From education to employment

Britain’s Young People are Losing Faith in their Future

Jamie O'Halloran

Young people today are entering a world in upheaval. Wars in Ukraine and the Middle East, record-breaking temperatures, and the accelerating rise of AI is creating a world that feels genuinely harder to navigate. Closer to home, the economy is stagnating, unemployment is rising, and poor mental health is becoming commonplace. It is young people who are bearing the brunt.

New research from IPPR shows a striking shift in how young people aged 16 to 21 see their futures. In 2010–12, more than half of young people, 55%, felt highly confident they would succeed in life. Today, that has fallen to fewer than two in five. The picture on unemployment is equally stark: in 2010–12, three in four young people felt they had little chance of becoming long-term unemployed; by 2023–25, that had dropped to two in three. And at the sharper end, the change is even more pronounced. The share of young people who believe they are highly likely to face long-term unemployment has more than tripled – from 2% in 2015 to 7% in 2024. The share who feel they have little chance of succeeding in life has done the same, rising from under 2% to nearly 6%. These are not the fluctuations of a bad year. They are a structural shift in how a generation understands its own prospects.

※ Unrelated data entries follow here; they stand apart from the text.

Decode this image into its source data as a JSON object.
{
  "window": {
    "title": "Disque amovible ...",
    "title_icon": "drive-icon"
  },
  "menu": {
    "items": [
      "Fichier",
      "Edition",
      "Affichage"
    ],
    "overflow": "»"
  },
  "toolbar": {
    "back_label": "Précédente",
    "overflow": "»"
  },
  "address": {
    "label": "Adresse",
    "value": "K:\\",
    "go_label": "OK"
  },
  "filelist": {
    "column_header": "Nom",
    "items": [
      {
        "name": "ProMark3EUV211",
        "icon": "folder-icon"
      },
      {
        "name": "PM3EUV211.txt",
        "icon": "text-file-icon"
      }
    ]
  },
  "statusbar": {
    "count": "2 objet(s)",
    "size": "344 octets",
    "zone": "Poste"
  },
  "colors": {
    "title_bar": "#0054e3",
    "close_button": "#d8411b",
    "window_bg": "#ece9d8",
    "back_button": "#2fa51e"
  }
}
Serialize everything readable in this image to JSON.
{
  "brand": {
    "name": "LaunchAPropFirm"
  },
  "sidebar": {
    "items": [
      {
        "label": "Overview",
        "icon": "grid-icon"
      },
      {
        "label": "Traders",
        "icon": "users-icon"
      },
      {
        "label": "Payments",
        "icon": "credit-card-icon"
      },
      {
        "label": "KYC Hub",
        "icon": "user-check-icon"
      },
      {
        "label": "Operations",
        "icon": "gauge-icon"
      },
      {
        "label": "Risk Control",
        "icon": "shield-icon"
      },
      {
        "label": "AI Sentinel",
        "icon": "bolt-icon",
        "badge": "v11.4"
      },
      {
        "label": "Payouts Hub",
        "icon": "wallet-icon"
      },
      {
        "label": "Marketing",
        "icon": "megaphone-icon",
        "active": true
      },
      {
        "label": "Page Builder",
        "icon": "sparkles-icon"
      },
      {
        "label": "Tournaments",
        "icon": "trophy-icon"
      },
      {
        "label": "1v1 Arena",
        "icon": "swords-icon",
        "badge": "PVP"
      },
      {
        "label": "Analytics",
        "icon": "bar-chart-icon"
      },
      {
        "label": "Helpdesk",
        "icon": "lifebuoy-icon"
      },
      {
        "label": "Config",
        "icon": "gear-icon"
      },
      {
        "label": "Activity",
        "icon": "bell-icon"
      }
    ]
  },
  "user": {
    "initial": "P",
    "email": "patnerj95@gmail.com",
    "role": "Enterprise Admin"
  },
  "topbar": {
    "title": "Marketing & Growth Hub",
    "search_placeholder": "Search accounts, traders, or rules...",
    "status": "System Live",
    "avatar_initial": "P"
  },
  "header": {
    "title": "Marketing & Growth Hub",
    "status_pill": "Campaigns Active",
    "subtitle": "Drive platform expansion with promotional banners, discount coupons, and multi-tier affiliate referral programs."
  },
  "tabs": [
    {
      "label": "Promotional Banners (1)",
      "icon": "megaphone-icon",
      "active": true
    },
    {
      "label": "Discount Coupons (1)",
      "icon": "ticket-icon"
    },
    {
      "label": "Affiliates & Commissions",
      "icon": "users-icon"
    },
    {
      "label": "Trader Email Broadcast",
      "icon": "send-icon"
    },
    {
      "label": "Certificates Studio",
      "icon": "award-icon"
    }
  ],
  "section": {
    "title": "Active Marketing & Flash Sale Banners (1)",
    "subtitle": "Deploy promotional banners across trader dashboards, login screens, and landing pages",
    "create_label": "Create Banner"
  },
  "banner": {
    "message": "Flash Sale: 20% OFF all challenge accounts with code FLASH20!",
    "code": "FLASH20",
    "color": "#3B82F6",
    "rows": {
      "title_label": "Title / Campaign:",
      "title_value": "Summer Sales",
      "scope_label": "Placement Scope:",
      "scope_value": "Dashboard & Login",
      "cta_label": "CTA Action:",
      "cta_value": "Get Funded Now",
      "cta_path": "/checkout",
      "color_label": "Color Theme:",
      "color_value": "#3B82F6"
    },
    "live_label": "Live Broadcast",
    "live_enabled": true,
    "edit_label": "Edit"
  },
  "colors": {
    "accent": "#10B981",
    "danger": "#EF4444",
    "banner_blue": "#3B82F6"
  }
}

This matters enormously. When young people do not believe that effort leads to reward, they are less likely to invest in education, training, or civic life. Home ownership – once the cornerstone of stability and a stake in society is drifting out of reach for millions. The consequences of that are not just economic. They are social. A generation that does not expect to own a home, hold a stable job, or see its prospects improve is a generation at risk of disengaging. The social contract between generations is fraying.

We need to do better. The Milburn Review concluded plainly that the state is not working for young people – across health, education or social security. Many young people feel anxious about their futures, worried that making a mistake will lead to failure, that second chances don’t exist.

One young person we spoke to said:

“I’m just so fearful that I’ll end up just wasting my life away and just not accomplishing something myself.”

Young people deserve support, second chances, and to be optimistic about their future. The government will need to prove to the next generation that the state can work for them, that the currently fractured post-16 offer can provide real opportunity, that health services can support them through hard times and that a good job is within reach.